Tres cuentos brevísimos
Microrrelatos de Julio Torri. Distinguido ensayista, el mexicano dejó una obra narrativa cuya inventiva es inversamente proporcional a su discreción. En su prosa reina una rara displicencia, de extrema precisión.
La balada de las hojas más altas
Nos mecemos suavemente en lo alto de los tilos de la carretera blanca. Nos mecemos levemente por sobre la caravana de los que parten y los que retornan. Unos van riendo y festejando, otros caminan en silencio. Peregrinos y mercaderes, juglares y leprosos, judíos y hombres de guerra: pasan con premura y hasta nosotros llega a veces su canción.
Hablan de sus cuitas de todos los días, y sus cuitas podrían acabarse con solo un puñado de doblones o un milagro de Nuestra Señora de Rocamador. No son bellas sus desventuras. Nada saben, los afanosos, de las matinales sinfonías en rosa y perla; del sedante añil de cielo, en el mediodía; de las tonalidades sorprendentes de las puestas del sol, cuando los lujuriosos carmesíes y los cinabrios opulentos se disuelven en cobaltos desvaídos y en el verde ultraterrestre en que se hastían los monstruos marinos de Böcklin.
En la región superior, por sobre sus trabajos y anhelos, el viento de la tarde nos mece levemente.
Mujeres
Siempre me descubro reverente al paso de las mujeres elefantas, maternales, castísimas, perfectas.
Sé del sortilegio de las mujeres reptiles -los labios fríos, los ojos zarcos- que nos miran sin curiosidad ni comprensión desde otra especie zoológica.
Convulso, no recuerdo si de espanto o atracción, he conocido un raro ejemplar de mujeres tarántulas. Por misteriosa adivinación de su verdadera naturaleza vestía siempre de terciopelo negro. Tenía las pestañas largas y pesadas, y sus ojillos de bestezuela cándida me miraban con simpatía casi humana.
Las mujeres asnas son la perdición de los hombres superiores. Y los cenobitas secretamente piden que el diablo no revista tan terrible apariencia en la hora mortecina de las tentaciones.
Y tú, a quien acompasadas dichas del matrimonio han metamorfoseado en lucia vaca que rumia deberes y faenas, y que miras con tus grandes ojos el amanerado paisaje donde paces, cesa de mugir, amenazadora al incauto que se acerca a tu vida, no como el tábano de la fábula antigua, sino llevado por veleidades de naturalista curioso.
Los unicornios
Creer que todas las especies animales sobrevivieron al diluvio es una tesis que ningún naturalista serio sostiene ya. Muchas perecieron; la de los unicornios entre otras. Poseían un hermoso cuerno de marfil en la frente y se humillaban ante las doncellas.
Ahora bien, en el arca, triste es decirlo, no había una sola doncella. Las mujeres de Noé y de sus tres hijos estaban lejos de serlo. Así que el arca no debió de seducir grandemente al unicornio.

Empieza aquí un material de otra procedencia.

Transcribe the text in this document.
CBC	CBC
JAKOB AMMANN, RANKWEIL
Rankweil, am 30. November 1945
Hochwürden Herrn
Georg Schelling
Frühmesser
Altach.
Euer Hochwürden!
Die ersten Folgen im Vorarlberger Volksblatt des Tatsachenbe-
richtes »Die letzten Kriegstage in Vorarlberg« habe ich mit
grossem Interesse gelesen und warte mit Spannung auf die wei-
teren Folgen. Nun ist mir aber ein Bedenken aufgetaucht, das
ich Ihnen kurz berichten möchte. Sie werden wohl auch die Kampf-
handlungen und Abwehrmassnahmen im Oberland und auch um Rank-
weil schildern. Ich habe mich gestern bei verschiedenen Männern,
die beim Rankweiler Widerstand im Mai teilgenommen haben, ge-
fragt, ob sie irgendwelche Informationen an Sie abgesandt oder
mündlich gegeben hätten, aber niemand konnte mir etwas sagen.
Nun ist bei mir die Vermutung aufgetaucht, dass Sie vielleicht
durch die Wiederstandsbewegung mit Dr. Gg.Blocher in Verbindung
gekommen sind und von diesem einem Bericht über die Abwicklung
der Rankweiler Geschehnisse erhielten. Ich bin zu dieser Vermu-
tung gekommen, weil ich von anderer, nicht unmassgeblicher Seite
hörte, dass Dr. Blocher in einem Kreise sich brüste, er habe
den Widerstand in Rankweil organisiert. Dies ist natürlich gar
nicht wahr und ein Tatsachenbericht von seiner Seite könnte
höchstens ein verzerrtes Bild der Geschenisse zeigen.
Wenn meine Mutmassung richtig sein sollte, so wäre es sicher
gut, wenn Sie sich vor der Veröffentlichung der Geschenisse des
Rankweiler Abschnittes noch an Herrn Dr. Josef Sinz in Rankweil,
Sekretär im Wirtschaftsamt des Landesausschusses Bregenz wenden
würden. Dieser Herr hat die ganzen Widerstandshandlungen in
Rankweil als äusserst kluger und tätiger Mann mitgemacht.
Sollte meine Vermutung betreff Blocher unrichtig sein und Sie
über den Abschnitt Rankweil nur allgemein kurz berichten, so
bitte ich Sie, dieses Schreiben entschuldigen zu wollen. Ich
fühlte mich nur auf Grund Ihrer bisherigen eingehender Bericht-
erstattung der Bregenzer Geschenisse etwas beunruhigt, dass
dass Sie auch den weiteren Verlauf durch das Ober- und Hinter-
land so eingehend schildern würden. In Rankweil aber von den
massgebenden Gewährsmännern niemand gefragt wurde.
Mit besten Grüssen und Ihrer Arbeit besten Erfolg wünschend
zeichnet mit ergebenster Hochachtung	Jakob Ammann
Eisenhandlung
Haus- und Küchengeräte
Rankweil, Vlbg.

Además Noé era un genio, y como tal, limitado y lleno de prejuicios. En lo mínimo se desveló por hacer llevadera la estancia de una especie elegante. Hay que imaginárnoslo como fue realmente: como un hombre de negocios de nuestros días: enérgico, grosero, con excelentes cualidades de carácter en detrimento de la sensibilidad y la inteligencia. ¿Qué significaban para él los unicornios?, ¿qué valen a los ojos del gerente de una factoría yanqui los amores de un poeta vagabundo? No poseía siquiera el patriarca esa curiosidad científica pura que sustituye a veces al sentido de la belleza.
Y el arca era bastante pequeña y encerraba un número crecidísimo de animales limpios e inmundos. El mal olor fue intolerable. Con su silencio a este respecto el Génesis revela una delicadeza que no se prodiga por cierto en otros pasajes del Pentateuco.
Los unicornios, antes que consentir en una turbia promiscuidad indispensable a la perpetuación de su especie, optaron por morir. Al igual que las sirenas, los grifos, y una variedad de dragones de cuya existencia nos conserva irrecusable testimonio la cerámica china, se negaron a entrar en el arca. Con gallardía prefirieron extinguirse. Sin aspavientos perecieron noblemente. Consagrémosles un minuto de silencio, ya que los modernos de nada respetable disponemos fuera de nuestro silencio.